Humanoid Manipulation Interface: Humanoid Whole-Body Manipulation from Robot-Free Demonstrations
Ruiqian Nai, Boyuan Zheng, Junming Zhao, Haodong Zhu, Sicong Dai, Zunhao Chen, Yihang Hu, Yingdong Hu, Tong Zhang, Chuan Wen, Yang Gao
TL;DR
Humanoid whole-body manipulation remains data-inefficient under teleoperation or sim-to-real RL. HuMI introduces robot-free demonstrations via portable hardware and a hierarchical learning pipeline, combining a diffusion-based high-level policy with a manipulation-centric low-level controller and IK-aware data collection. The approach delivers a first robot-free humanoid whole-body demonstration system, achieves up to $3$× data-throughput improvements over teleoperation, and shows $70\%$ success in unseen environments across five tasks, with robust generalization to unseen objects. By integrating IK previews, adaptive end-effector tracking, and a carefully designed policy interface, HuMI enables broad, coordinated, and high-precision whole-body skills that generalize beyond controlled lab settings.
Abstract
Current approaches for humanoid whole-body manipulation, primarily relying on teleoperation or visual sim-to-real reinforcement learning, are hindered by hardware logistics and complex reward engineering. Consequently, demonstrated autonomous skills remain limited and are typically restricted to controlled environments. In this paper, we present the Humanoid Manipulation Interface (HuMI), a portable and efficient framework for learning diverse whole-body manipulation tasks across various environments. HuMI enables robot-free data collection by capturing rich whole-body motion using portable hardware.
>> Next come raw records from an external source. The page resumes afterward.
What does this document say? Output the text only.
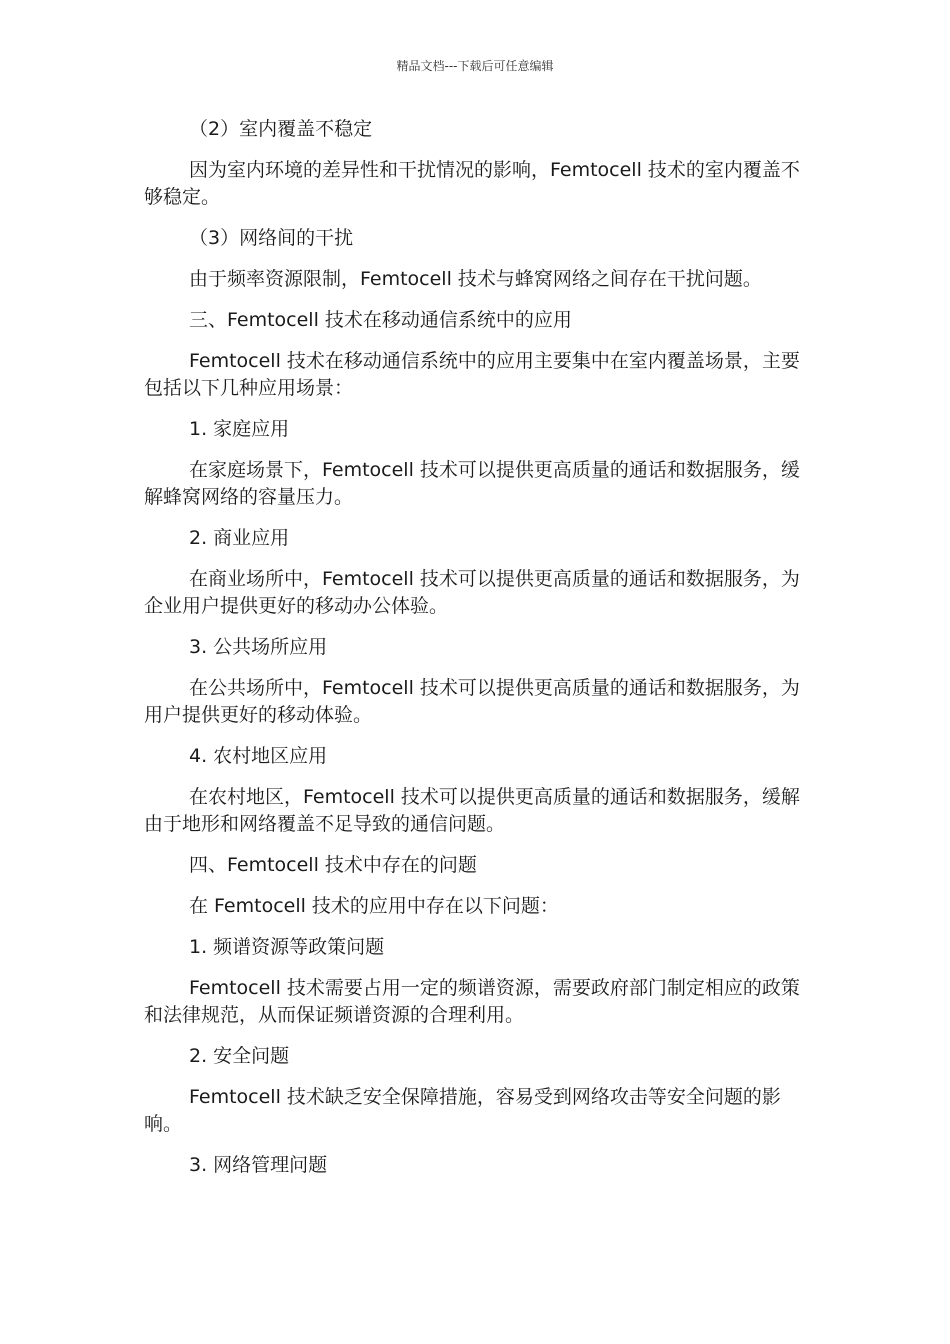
精品文档---下载后可任意编辑
（2）室内覆盖不稳定
因为室内环境的差异性和干扰情况的影响，Femtocell 技术的室内覆盖不够稳定。
（3）网络间的干扰
由于频率资源限制，Femtocell 技术与蜂窝网络之间存在干扰问题。
三、Femtocell 技术在移动通信系统中的应用
Femtocell 技术在移动通信系统中的应用主要集中在室内覆盖场景，主要包括以下几种应用场景：
1. 家庭应用
在家庭场景下，Femtocell 技术可以提供更高质量的通话和数据服务，缓解蜂窝网络的容量压力。
2. 商业应用
在商业场所中，Femtocell 技术可以提供更高质量的通话和数据服务，为企业用户提供更好的移动办公体验。
3. 公共场所应用
在公共场所中，Femtocell 技术可以提供更高质量的通话和数据服务，为用户提供更好的移动体验。
4. 农村地区应用
在农村地区，Femtocell 技术可以提供更高质量的通话和数据服务，缓解由于地形和网络覆盖不足导致的通信问题。
四、Femtocell 技术中存在的问题
在 Femtocell 技术的应用中存在以下问题：
1. 频谱资源等政策问题
Femtocell 技术需要占用一定的频谱资源，需要政府部门制定相应的政策和法律规范，从而保证频谱资源的合理利用。
2. 安全问题
Femtocell 技术缺乏安全保障措施，容易受到网络攻击等安全问题的影响。
3. 网络管理问题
This data drives a hierarchical learning pipeline that translates human motions into dexterous and feasible humanoid skills. Extensive experiments across five whole-body tasks--including kneeling, squatting, tossing, walking, and bimanual manipulation--demonstrate that HuMI achieves a 3x increase in data collection efficiency compared to teleoperation and attains a 70% success rate in unseen environments.